Introduction (continued) • Time value of money techniques facilitate planning for future events. • Individuals desire to invest for many financial goals such as retirement, children’s education, etc. • The expenditures associated with these goals will occur in the future and will be impacted by inflation. • The amount invested will be impacted by the state of the economy, investment choices, etc. • With the use of the time value of money techniques, we will be able to estimate our future funds needs.
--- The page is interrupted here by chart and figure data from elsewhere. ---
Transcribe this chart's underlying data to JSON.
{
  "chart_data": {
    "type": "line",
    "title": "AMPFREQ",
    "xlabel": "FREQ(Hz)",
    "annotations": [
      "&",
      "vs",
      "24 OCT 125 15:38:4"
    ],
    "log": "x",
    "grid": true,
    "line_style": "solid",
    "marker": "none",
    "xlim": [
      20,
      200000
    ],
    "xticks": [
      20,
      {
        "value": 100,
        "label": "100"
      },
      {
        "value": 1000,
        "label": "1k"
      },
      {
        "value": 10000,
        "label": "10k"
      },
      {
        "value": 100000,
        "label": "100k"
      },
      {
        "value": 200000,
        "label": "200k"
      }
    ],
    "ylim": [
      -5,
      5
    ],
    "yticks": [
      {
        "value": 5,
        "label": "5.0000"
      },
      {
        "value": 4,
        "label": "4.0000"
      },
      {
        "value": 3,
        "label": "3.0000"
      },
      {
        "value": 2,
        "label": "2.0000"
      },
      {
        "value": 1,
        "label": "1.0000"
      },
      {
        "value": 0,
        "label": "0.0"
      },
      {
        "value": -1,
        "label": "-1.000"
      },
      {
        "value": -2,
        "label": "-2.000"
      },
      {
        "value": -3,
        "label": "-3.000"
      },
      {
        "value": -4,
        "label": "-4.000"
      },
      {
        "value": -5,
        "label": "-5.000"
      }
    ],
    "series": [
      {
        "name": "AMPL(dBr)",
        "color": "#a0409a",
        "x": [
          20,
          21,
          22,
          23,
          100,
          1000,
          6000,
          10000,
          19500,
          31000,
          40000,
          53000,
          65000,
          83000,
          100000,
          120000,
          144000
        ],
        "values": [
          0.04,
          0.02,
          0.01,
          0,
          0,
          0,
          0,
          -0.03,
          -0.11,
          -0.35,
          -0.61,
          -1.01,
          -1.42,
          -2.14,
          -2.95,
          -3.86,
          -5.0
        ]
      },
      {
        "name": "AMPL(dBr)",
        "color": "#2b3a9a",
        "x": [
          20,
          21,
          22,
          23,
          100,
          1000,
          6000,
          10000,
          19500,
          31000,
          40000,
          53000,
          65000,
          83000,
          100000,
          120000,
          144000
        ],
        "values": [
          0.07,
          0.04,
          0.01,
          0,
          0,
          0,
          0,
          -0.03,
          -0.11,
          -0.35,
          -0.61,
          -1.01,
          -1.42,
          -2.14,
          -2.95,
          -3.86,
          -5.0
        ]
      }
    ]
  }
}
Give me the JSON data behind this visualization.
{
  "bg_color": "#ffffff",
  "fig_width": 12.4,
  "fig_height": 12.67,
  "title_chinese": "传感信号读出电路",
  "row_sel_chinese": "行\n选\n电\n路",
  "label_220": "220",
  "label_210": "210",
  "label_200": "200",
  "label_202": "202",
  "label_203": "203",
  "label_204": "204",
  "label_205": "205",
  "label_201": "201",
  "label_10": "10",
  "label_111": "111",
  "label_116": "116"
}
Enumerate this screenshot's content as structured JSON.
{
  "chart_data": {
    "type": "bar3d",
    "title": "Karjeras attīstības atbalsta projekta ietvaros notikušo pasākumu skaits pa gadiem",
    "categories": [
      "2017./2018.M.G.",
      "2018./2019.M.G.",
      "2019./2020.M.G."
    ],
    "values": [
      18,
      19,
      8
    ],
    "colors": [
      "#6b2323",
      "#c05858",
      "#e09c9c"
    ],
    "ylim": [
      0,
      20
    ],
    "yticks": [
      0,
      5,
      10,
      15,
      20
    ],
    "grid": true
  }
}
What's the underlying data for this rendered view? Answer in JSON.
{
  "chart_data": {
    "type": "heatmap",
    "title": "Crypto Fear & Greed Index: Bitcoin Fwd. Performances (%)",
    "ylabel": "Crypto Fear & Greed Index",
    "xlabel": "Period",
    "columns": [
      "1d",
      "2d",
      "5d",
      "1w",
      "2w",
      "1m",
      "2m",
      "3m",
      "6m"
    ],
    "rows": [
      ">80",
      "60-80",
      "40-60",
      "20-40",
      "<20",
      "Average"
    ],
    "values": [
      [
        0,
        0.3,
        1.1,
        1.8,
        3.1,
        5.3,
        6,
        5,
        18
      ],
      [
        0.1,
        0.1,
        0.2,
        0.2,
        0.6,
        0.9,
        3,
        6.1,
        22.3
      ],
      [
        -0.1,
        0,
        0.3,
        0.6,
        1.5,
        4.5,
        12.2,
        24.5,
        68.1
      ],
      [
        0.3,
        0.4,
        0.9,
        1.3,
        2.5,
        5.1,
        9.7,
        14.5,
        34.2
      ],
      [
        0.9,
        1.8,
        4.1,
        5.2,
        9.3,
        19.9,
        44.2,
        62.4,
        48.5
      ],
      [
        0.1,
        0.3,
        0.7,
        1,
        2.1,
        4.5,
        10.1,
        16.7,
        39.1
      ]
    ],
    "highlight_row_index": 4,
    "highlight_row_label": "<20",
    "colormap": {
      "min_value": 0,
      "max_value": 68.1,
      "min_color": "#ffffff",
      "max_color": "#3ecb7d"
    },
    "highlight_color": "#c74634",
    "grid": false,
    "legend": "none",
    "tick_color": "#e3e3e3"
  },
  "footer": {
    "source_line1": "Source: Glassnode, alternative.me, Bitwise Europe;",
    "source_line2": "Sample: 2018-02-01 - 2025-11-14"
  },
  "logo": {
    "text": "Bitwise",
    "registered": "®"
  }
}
Chapter Objectives • To gain a general understanding that monies received or paid out at different points in time have different values and that these values can change dramatically depending on interest rate levels and the points in time when they are received or paid • To understand the process of compounding and to be able to compute a future value of a single payment or of an annuity • To understand the process of discounting and to be able to compute the present value of a single payment or of an annuity
Chapter Objectives (continued) • To be able to find approximate values for unknown interest rates or unknown holding periods when the values for other financial variables are known • To recognize the importance of planning in the effort to achieve future goals • To be able to compute a required annual savings amount to meet future goals • To be able to construct a savings plan designed to show how savings will grow over time and be used to meet future goals
Topic Outline • Compounding (Finding Future Values) • Discounting (Finding Present Values) • Goal Planning for the Steeles
COMPOUNDING (FINDING FUTURE VALUES) • Compounding refers to the process of accumulating value over time. In other words, investing money to earn interest will facilitate the growth of our investment. • A single amount (or payment) can accumulate value over time. • A series of equal payments (annuity) can accumulate value over time. • The amount that the investment grows to is referred to as the future value. It includes both the amount invested as well as the interest earned.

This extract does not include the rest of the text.